Although various cosmological observations congruously suggest that our universe is dominated by two dark components , the cold dark matter without pressure and the dark energy with negative pressure , the nature and origin of these components is yet unknow .
The generalized Chaplygin gas ( gCg ) , parametrized by an equation of state , p = - A / \rho _ { gCg } ^ { \alpha } , was recently proposed to be a candidate of the unified dark matter/energy ( UDME ) scenarios .
In this work , we investigate some observational constraints on it .

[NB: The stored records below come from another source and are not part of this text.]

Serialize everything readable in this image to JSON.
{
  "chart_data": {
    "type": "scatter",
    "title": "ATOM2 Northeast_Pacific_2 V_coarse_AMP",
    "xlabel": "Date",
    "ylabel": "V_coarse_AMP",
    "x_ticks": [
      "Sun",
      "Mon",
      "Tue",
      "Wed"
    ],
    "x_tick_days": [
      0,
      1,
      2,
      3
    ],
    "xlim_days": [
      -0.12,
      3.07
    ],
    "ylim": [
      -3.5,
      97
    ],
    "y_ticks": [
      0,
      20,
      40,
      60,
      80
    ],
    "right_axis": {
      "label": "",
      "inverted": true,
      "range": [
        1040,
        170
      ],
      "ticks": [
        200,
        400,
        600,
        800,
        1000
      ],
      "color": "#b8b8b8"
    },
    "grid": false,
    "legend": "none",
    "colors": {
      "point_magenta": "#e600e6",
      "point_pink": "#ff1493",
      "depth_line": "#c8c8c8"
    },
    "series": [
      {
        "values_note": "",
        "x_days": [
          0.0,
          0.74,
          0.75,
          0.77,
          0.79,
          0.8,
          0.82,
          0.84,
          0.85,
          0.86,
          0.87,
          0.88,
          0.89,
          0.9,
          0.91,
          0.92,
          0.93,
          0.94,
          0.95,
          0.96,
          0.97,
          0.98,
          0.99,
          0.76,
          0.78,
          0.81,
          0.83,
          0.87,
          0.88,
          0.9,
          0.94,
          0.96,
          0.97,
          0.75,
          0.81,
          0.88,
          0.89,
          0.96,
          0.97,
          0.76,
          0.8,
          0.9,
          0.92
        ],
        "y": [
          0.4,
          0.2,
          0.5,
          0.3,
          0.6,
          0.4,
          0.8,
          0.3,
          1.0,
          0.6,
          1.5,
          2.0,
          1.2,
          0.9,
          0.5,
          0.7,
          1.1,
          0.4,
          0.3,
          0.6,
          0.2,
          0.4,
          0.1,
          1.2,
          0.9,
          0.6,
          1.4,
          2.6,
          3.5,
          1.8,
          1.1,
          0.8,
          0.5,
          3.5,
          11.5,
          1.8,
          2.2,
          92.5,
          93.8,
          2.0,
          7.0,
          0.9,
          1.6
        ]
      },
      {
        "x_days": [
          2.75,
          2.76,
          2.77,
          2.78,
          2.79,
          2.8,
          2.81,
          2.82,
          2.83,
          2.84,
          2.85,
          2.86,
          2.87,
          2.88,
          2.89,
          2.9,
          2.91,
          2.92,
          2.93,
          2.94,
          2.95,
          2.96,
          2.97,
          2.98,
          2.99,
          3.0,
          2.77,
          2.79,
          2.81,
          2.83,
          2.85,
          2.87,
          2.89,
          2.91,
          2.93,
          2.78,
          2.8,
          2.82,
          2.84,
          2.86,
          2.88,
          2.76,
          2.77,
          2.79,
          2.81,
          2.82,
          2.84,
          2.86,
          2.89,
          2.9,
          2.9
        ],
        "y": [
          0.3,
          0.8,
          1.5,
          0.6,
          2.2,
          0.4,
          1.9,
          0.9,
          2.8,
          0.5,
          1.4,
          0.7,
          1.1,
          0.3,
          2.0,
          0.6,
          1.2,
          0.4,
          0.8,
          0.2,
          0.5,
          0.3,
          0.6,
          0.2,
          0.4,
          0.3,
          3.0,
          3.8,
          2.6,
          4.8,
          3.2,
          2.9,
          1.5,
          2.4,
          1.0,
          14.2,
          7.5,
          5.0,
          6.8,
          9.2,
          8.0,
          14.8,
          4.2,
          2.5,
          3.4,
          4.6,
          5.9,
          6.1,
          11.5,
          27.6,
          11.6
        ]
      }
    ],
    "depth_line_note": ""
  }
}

We mainly focus our attention on the constraints from recent measurements of the X-ray gas mass fractions in clusters of galaxies published by Allen et al .
( 2002,2003 ) and the dimensionless coordinate distances to type Ia supernovae and Fanaroff-Riley type IIb radio galaxies compiled by Daly and Djorgovski ( 2003 ) .
We obtain the confidence region on the two parameters fully characterizing gCg , A _ { s } \equiv A / \rho _ { { gCg } 0 } ^ { ( 1 + \alpha ) } and \alpha , from a combined analysis of these databases , where \rho _ { { gCg } 0 } is the energy density of gCg at present .
It is found that A _ { s } = 0.70 ^ { +0.16 } _ { -0.17 } and \alpha = -0.09 ^ { +0.54 } _ { -0.33 } , at a 95 % confidence level , which is consistent within the errors with the standard dark matter + dark energy model , i.e. , the case of \alpha = 0 .
Particularly , the standard Chaplygin gas ( \alpha = 1 ) is ruled out as a feasible UDME by the data at a 99 % confidence level .